Thursday, September 10, 2015

Developments in PrEP

Hello everyone,

I recently saw an article in the Washington Post discussing the results of a study done with a relatively new pre-exposure prophylaxis drug (PrEP) to prevent the spread of HIV. In this study, not a single person out of the 600 high-risk participants were found to have contracted the virus. This is potentially groundbreaking and in my opinion, should be receiving much more coverage than it's currently getting.

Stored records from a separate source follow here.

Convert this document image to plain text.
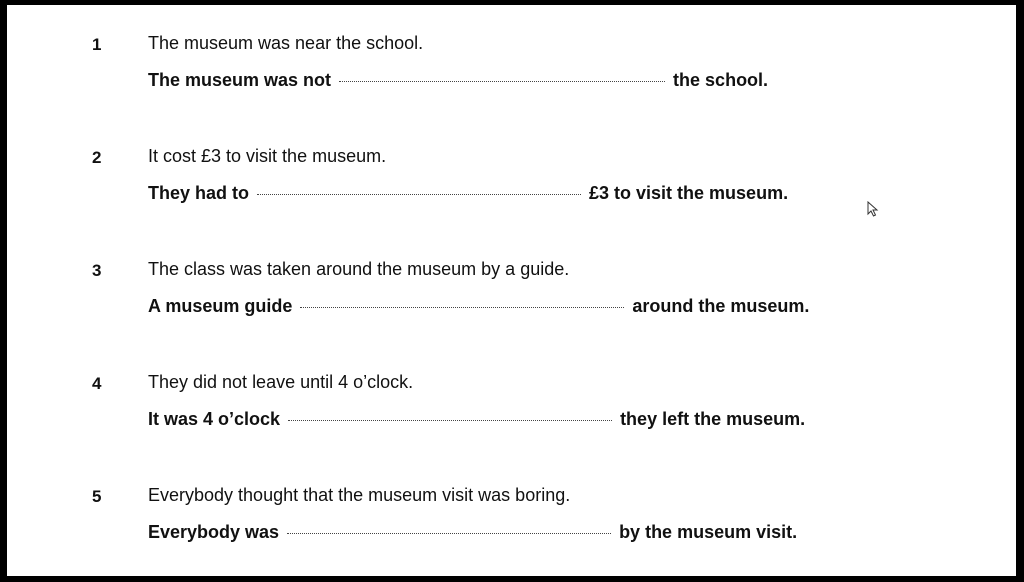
1	The museum was near the school.
The museum was not	the school.
2	It cost £3 to visit the museum.
They had to	£3 to visit the museum.
3	The class was taken around the museum by a guide.
A museum guide	around the museum.
4	They did not leave until 4 o’clock.
It was 4 o’clock	they left the museum.
5	Everybody thought that the museum visit was boring.
Everybody was	by the museum visit.
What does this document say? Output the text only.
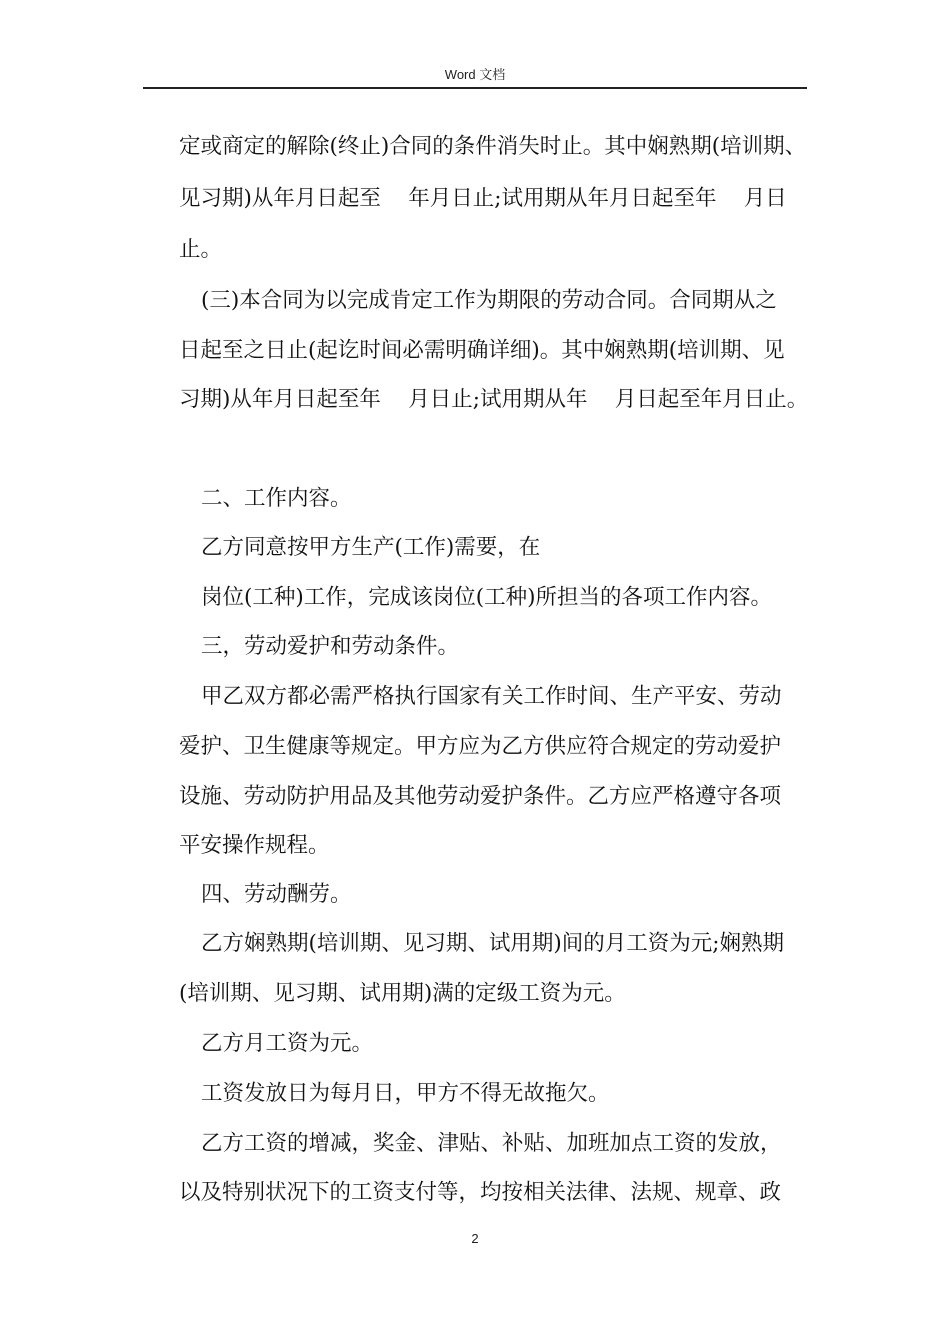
Word 文档
定或商定的解除(终止)合同的条件消失时止。其中娴熟期(培训期、
见习期)从年月日起至    年月日止;试用期从年月日起至年    月日
止。
(三)本合同为以完成肯定工作为期限的劳动合同。合同期从之
日起至之日止(起讫时间必需明确详细)。其中娴熟期(培训期、见
习期)从年月日起至年    月日止;试用期从年    月日起至年月日止。
二、工作内容。
乙方同意按甲方生产(工作)需要，在
岗位(工种)工作，完成该岗位(工种)所担当的各项工作内容。
三，劳动爱护和劳动条件。
甲乙双方都必需严格执行国家有关工作时间、生产平安、劳动
爱护、卫生健康等规定。甲方应为乙方供应符合规定的劳动爱护
设施、劳动防护用品及其他劳动爱护条件。乙方应严格遵守各项
平安操作规程。
四、劳动酬劳。
乙方娴熟期(培训期、见习期、试用期)间的月工资为元;娴熟期
(培训期、见习期、试用期)满的定级工资为元。
乙方月工资为元。
工资发放日为每月日，甲方不得无故拖欠。
乙方工资的增减，奖金、津贴、补贴、加班加点工资的发放，
以及特别状况下的工资支付等，均按相关法律、法规、规章、政
2
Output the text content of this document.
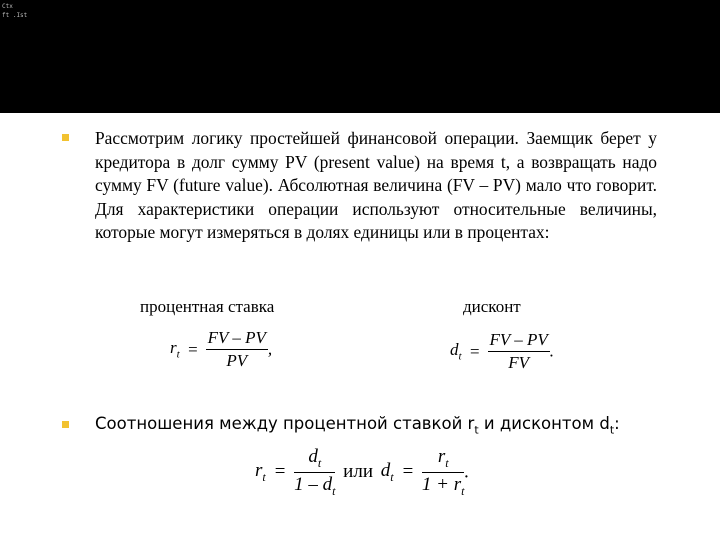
Ctx
ft .Ist
Рассмотрим логику простейшей финансовой операции. Заемщик берет у кредитора в долг сумму PV (present value) на время t, а возвращать надо сумму FV (future value). Абсолютная величина (FV – PV) мало что говорит. Для характеристики операции используют относительные величины, которые могут измеряться в долях единицы или в процентах:
процентная ставка	дисконт
$r_t = \frac{FV - PV}{PV}$ ,	$d_t = \frac{FV - PV}{FV}$ .
Соотношения между процентной ставкой $r_t$ и дисконтом $d_t$:
$r_t = \frac{d_t}{1 - d_t}$ или $d_t = \frac{r_t}{1 + r_t}$ .
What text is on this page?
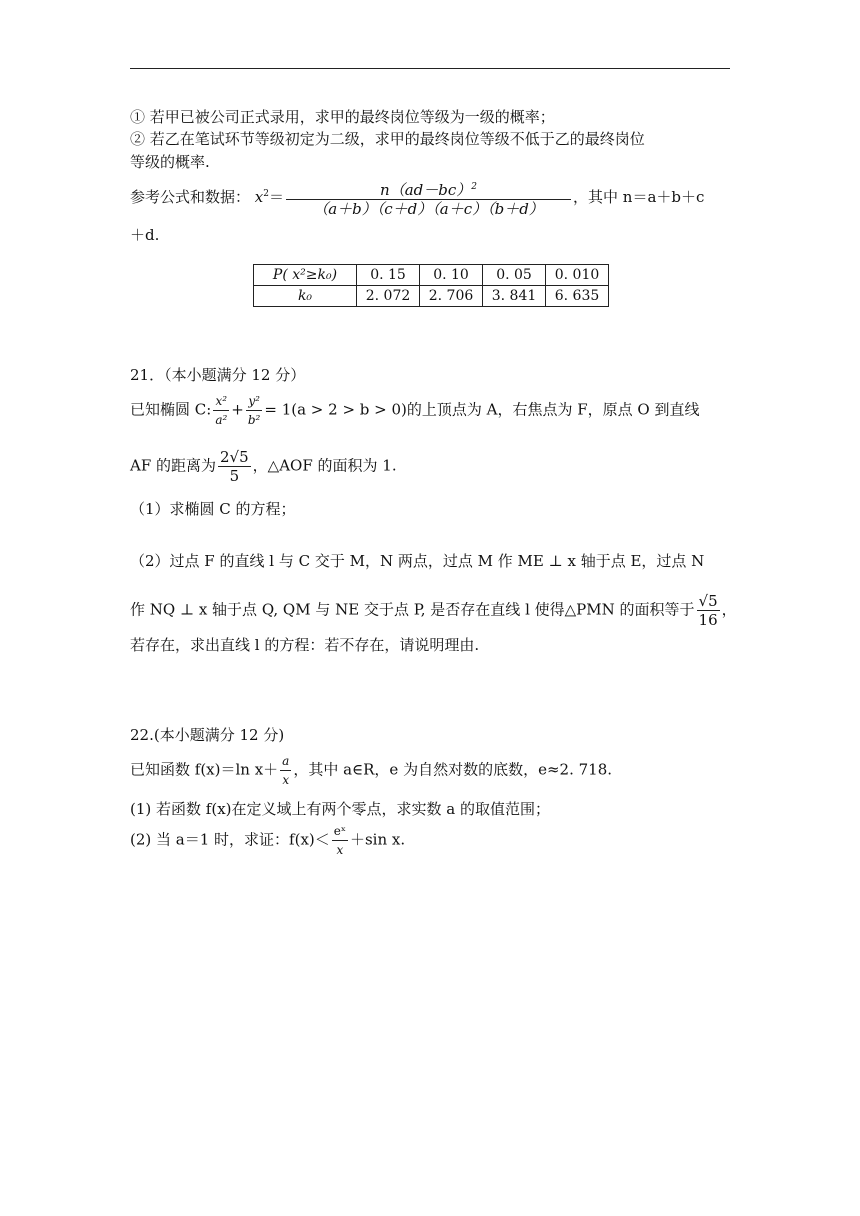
① 若甲已被公司正式录用，求甲的最终岗位等级为一级的概率；
② 若乙在笔试环节等级初定为二级，求甲的最终岗位等级不低于乙的最终岗位
等级的概率.
参考公式和数据： $x^2= \frac{n(ad-bc)^2}{(a+b)(c+d)(a+c)(b+d)}$ ，其中 n＝a＋b＋c
＋d.
P( x²≥k₀)	0. 15	0. 10	0. 05	0. 010
k₀	2. 072	2. 706	3. 841	6. 635
21．（本小题满分 12 分）
已知椭圆 C: $\frac{\text{x²}}{\text{a²}} + \frac{\text{y²}}{\text{b²}} = 1(a > 2 > b > 0)$的上顶点为 A，右焦点为 F，原点 O 到直线
AF 的距离为 $\frac{2√5}{5}$ ，△AOF 的面积为 1.
（1）求椭圆 C 的方程；
（2）过点 F 的直线 l 与 C 交于 M，N 两点，过点 M 作 ME ⊥ x 轴于点 E，过点 N
作 NQ ⊥ x 轴于点 Q, QM 与 NE 交于点 P, 是否存在直线 l 使得△PMN 的面积等于 $\frac{√5}{16}$ ，
若存在，求出直线 l 的方程：若不存在，请说明理由.
22.(本小题满分 12 分)
已知函数 f(x)＝ln $x+ \frac{a}{x}$ ，其中 a∈R，e 为自然对数的底数，e≈2. 718.
(1) 若函数 f(x)在定义域上有两个零点，求实数 a 的取值范围；
(2) 当 a＝1 时，求证：$f(x)< \frac{\text{eˣ}}{x} +\sin$ x.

In my class about the AIDS epidemic, we have been discussing the possible ramifications of such a development. Some professionals remain concerned that this drug might implicitly sanction high-risk sexual behavior among adherents, such as unprotected male-male anal intercourse. Should this drug at some point become widespread, the onus will be on medical professionals to stress that this is a supplement rather than some sort of panacea, and that safe, healthy sexual practices are still as important as ever. However, it is also my concern that we might further a deeply entrenched system of socioeconomic disparity. Biomedical advancements are well and good, but they often only are able to benefit those who have the economic wherewithal to buy into them. Does this drug, which obviously is going to have somewhat prohibitive costs (even after insurance) have the potential to separate us further into a class of have and have-nots? In public health, professionals and social scientists often talk about the social determinants of health and disease. Although this is such a crucial advancement, I think it's worthy to note the possibility of a sort of social stratification of disease in the future. Will we actually see an increased gap in prevalence of the virus and AIDS among lower and upper classes simply as a result of the former not being able to afford it, while their middle- and upper-class counterparts see declines in rates of the very same infection? Unintended social consequences are something we must be cognizant of when we think of when crafting goods originally intended to better lives in another arena.